As some of these rural recruits have progressed through the lower ranks, they have encountered difficulties with written materials and classroom exercises. Some of these recruits now experience what some ARNG officials have referred to as a promotional glass ceiling. They are unable to be promoted within the National Guard structure due to their inability to achieve a reading comprehension level equivalent to a ninth-grade education. Though the guard reportedly adheres to an "up or out" policy, as of 1994, only two members had left the guard because they were unable to meet the criteria to be retained.

Alaska's Army Guard met Army readiness standards in FY96. Personnel shortages slowed since the reorganization began. Comparative statistics, between Federal fiscal years '95 and '96, demonstrate improvement since implementing the zero tolerance drug policy and enforcement of drill attendance. By 1996, the Alaska Army Guard was at 93.5% of authorized strength with 2,055 soldiers assigned (including 464 full-time Federal employees). Guard members are located in 76 communities across the State - more than in any other State. The Alaska Army National Guard also has the highest percentage (34 percent) of native Americans in the nation, per capita.

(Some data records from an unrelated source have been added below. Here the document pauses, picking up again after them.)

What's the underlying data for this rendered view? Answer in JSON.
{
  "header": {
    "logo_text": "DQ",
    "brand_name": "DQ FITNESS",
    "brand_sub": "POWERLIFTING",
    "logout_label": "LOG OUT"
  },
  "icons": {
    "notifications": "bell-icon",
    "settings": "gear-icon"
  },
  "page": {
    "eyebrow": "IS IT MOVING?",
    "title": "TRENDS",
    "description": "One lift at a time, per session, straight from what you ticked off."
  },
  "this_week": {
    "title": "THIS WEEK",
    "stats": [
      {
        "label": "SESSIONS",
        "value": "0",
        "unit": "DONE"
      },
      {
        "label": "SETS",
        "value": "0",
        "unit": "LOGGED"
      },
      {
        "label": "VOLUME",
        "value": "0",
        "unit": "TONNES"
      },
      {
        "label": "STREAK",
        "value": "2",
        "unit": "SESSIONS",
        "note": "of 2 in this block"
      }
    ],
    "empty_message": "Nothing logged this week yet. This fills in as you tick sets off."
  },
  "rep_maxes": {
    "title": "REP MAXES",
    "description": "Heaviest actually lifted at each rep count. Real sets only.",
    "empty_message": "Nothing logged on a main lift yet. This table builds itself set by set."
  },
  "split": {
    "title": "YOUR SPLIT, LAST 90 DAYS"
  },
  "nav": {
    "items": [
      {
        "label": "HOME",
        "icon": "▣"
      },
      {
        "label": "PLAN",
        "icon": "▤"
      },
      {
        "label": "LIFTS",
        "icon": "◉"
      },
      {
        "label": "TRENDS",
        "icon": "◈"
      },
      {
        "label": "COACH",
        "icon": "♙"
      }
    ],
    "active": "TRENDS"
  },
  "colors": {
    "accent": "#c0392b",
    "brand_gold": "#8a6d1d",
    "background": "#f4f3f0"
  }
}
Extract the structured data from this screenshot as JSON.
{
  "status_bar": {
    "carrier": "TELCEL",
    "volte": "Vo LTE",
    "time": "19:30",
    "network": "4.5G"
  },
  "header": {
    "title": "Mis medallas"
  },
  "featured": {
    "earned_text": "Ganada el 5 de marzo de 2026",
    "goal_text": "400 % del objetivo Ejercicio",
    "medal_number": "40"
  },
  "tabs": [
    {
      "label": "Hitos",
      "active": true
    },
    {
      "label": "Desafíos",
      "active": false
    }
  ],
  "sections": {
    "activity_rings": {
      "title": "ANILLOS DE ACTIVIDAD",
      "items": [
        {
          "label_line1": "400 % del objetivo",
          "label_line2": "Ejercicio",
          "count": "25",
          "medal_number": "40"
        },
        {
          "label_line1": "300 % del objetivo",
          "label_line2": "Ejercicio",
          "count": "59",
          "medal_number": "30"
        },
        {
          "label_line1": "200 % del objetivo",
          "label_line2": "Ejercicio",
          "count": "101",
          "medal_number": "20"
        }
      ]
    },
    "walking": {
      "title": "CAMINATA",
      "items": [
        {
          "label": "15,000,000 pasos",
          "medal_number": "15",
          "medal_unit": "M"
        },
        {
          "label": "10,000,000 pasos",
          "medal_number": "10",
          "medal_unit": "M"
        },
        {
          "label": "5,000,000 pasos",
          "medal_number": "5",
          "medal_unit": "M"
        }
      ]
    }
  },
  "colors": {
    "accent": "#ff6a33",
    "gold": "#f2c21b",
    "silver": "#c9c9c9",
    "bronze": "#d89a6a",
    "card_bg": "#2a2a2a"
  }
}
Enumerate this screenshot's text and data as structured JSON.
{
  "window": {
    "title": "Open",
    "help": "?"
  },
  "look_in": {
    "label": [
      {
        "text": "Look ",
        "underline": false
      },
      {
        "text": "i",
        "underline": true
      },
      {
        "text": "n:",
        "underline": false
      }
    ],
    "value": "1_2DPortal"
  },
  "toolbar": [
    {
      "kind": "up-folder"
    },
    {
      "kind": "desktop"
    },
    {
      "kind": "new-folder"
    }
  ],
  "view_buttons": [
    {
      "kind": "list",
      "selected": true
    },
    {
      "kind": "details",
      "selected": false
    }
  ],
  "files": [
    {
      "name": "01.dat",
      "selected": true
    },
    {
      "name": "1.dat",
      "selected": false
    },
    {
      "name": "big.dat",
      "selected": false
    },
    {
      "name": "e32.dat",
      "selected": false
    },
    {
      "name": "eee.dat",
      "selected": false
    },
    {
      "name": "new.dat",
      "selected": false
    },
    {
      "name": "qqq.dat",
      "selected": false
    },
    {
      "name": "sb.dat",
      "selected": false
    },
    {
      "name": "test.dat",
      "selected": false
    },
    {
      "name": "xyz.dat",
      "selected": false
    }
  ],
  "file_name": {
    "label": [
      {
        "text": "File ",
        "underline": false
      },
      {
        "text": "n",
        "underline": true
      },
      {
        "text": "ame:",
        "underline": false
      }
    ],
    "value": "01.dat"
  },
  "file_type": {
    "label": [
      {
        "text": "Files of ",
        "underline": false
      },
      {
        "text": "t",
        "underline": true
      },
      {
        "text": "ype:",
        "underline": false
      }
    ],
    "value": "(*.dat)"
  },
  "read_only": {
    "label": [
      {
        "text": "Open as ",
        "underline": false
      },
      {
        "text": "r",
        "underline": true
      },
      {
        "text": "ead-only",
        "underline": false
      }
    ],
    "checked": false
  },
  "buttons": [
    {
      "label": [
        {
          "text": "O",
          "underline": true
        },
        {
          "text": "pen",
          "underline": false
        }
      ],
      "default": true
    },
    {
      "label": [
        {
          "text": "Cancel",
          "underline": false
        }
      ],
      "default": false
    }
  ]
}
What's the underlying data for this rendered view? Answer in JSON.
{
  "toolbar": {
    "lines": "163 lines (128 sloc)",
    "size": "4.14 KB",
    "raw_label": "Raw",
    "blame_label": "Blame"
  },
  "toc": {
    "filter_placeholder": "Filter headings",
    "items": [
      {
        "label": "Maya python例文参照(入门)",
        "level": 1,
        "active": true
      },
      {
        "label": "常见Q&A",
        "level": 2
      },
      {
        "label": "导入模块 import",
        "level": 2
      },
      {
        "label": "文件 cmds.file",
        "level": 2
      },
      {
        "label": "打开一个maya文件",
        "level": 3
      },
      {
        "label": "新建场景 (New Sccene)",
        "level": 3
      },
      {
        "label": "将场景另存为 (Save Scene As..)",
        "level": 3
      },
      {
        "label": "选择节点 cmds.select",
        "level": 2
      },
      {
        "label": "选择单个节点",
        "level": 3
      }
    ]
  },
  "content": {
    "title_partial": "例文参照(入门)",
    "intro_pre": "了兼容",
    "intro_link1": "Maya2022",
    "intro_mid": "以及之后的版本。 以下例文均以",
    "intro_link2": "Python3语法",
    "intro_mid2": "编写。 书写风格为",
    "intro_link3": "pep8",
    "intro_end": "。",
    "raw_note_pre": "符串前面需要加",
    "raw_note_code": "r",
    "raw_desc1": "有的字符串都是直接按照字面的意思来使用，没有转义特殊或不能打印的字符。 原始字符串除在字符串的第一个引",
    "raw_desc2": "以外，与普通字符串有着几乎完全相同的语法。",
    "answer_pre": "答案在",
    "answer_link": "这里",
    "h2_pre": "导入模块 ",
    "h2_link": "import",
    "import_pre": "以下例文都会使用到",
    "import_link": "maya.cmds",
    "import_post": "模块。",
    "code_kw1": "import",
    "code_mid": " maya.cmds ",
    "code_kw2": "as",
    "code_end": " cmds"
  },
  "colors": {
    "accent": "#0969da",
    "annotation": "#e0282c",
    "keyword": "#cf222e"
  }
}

In addition to the Army Guard's regular Annual Training events, soldiers took part in several overseas and domestic deployments, exercises, and innovative readiness training opportunities during 1996. Alaskans provided real-world mission support in Korea, Indonesia, Southern California, Italy, Arkansas, Washington, Hawaii, and Panama to name a few. Guard members train in all kinds of environments and conditions here at home also.

The Alaska Army National Guard is now a contributing member of U.S. Army Pacific which is working initiative to include Scout units into selected USARPAC contingency plans. The five year Federal operations deployment window [1996-2000] included training soldiers and units in California, Arkansas, Louisiana, Washington, Oregon, Japan, Indonesia, Russia, Hawaii, Panama, Guatemala, Honduras, Belize, Costa Rica, Korea ---and here at home.

In 1996 Alaska Army Guard aviators accepted the first of the next group of UH-60L Blackhawk helicopters and the first of a fleet of eight C-23B+ Sherpa fixed wing aircraft. The significance of this upgraded aircraft fleet cannot be overstated. These modern, high-tech weapons systems, along with the continuing upgrades of ground support vehicles, communications systems, and personal equipment allowed a dramatic improvement in support for State missions while meeting our mission requirements for America's Army.

In 2001, the Alaska Guard began to to train nearly its entire force to respond to hazardous-materials contamination. And the 207th will have a major role in securing and staffing facilities for the national missile defense program. In the Summer of 2001 the adjutants general of Maine, New Hampshire, Rhode Island and Vermont and Rhode Island agreed to fold their 767-member mountain battalion under the 207th Infantry Group. The group will be designated Combat Probability Code 1. Of the 74 armories in Alaska, only six are accessible by road.